Sunday, April 25, 2010

"Elect according to the foreknowledge of God the Father, through sanctification of the Spirit, unto obedience and sprinkling of the blood of Jesus Christ: Grace unto you, and peace, be multiplied." 1 Peter 1:2

Peter declares that we are "elect unto obedience." Election unto eternal life, unto salvation, unto the blood of sprinkling many gladly hear of, receive, and profess. This, they say, is sweet and precious doctrine. And so indeed it is. But do they find or feel any similar sweetness and preciousness in being chosen and ordained to know and do the will of God?

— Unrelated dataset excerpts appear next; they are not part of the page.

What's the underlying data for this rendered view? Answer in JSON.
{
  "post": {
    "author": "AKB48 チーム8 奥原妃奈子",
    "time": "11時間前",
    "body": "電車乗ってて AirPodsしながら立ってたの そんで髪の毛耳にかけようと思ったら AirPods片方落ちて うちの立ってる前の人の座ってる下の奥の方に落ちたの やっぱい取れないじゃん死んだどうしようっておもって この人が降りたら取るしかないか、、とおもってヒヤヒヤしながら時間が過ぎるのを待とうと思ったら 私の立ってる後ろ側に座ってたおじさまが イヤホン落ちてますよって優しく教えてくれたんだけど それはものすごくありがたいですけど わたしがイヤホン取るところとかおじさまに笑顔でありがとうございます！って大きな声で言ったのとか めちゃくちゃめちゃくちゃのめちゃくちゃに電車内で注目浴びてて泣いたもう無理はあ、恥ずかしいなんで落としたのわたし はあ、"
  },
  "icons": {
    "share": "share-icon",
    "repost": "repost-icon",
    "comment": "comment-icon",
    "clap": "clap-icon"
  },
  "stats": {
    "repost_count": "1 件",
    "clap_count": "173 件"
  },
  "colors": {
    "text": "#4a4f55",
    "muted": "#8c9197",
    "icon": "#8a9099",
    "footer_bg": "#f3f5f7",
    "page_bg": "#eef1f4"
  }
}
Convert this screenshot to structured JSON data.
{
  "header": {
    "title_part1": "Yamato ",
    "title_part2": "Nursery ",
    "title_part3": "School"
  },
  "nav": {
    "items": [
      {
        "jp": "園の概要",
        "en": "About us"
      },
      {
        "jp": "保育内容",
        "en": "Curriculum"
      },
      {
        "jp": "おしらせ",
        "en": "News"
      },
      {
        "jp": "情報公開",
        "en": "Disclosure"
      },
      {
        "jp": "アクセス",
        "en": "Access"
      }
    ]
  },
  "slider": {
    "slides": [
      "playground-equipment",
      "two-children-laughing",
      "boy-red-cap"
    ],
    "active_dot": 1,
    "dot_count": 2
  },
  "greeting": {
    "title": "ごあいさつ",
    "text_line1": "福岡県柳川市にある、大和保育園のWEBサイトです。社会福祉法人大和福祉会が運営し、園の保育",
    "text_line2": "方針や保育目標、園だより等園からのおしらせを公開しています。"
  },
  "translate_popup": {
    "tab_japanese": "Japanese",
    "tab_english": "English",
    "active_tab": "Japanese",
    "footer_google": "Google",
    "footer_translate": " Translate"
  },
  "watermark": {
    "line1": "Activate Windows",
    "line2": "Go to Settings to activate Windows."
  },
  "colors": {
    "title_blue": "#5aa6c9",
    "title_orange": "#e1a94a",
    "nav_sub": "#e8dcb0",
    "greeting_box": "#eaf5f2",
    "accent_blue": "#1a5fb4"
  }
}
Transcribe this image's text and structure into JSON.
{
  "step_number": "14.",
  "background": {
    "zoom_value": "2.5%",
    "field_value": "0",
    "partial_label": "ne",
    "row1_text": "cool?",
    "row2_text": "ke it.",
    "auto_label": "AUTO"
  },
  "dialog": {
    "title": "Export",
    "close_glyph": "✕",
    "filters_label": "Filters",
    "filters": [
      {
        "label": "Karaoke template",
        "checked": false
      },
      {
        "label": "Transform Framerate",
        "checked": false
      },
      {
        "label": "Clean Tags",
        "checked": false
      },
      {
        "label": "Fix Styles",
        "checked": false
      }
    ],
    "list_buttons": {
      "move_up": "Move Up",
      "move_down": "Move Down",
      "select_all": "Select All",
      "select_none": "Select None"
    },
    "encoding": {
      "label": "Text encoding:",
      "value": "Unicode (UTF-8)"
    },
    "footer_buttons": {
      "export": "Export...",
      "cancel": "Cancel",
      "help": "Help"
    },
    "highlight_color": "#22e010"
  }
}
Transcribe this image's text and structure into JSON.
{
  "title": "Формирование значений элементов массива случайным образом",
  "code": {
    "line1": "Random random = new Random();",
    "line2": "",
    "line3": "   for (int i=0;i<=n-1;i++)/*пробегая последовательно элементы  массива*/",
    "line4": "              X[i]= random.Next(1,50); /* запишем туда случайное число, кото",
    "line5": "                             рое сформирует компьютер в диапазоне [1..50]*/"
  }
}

Do they see and feel the blessedness of the precept being secured by divine decree, as well as the promise; and that there is a constraining power in the love of Christ under which they experience a holy and sacred pleasure in no longer living unto themselves, but unto him who died for them and rose again, similar in kind, if not in degree, to the pleasure which they experience in knowing they were ordained unto eternal life? But until this obedience be rendered, until these good works be brought forth, half of the sweetness and blessedness of real religion and of salvation by grace is not felt or known, nor the liberty of the gospel thoroughly realised or enjoyed, for the gospel must be obeyed and lived, as well as received and believed, that its full, liberating, sanctifying influences may be experienced as sweetening the narrow and rugged path of doing and suffering the whole will of God.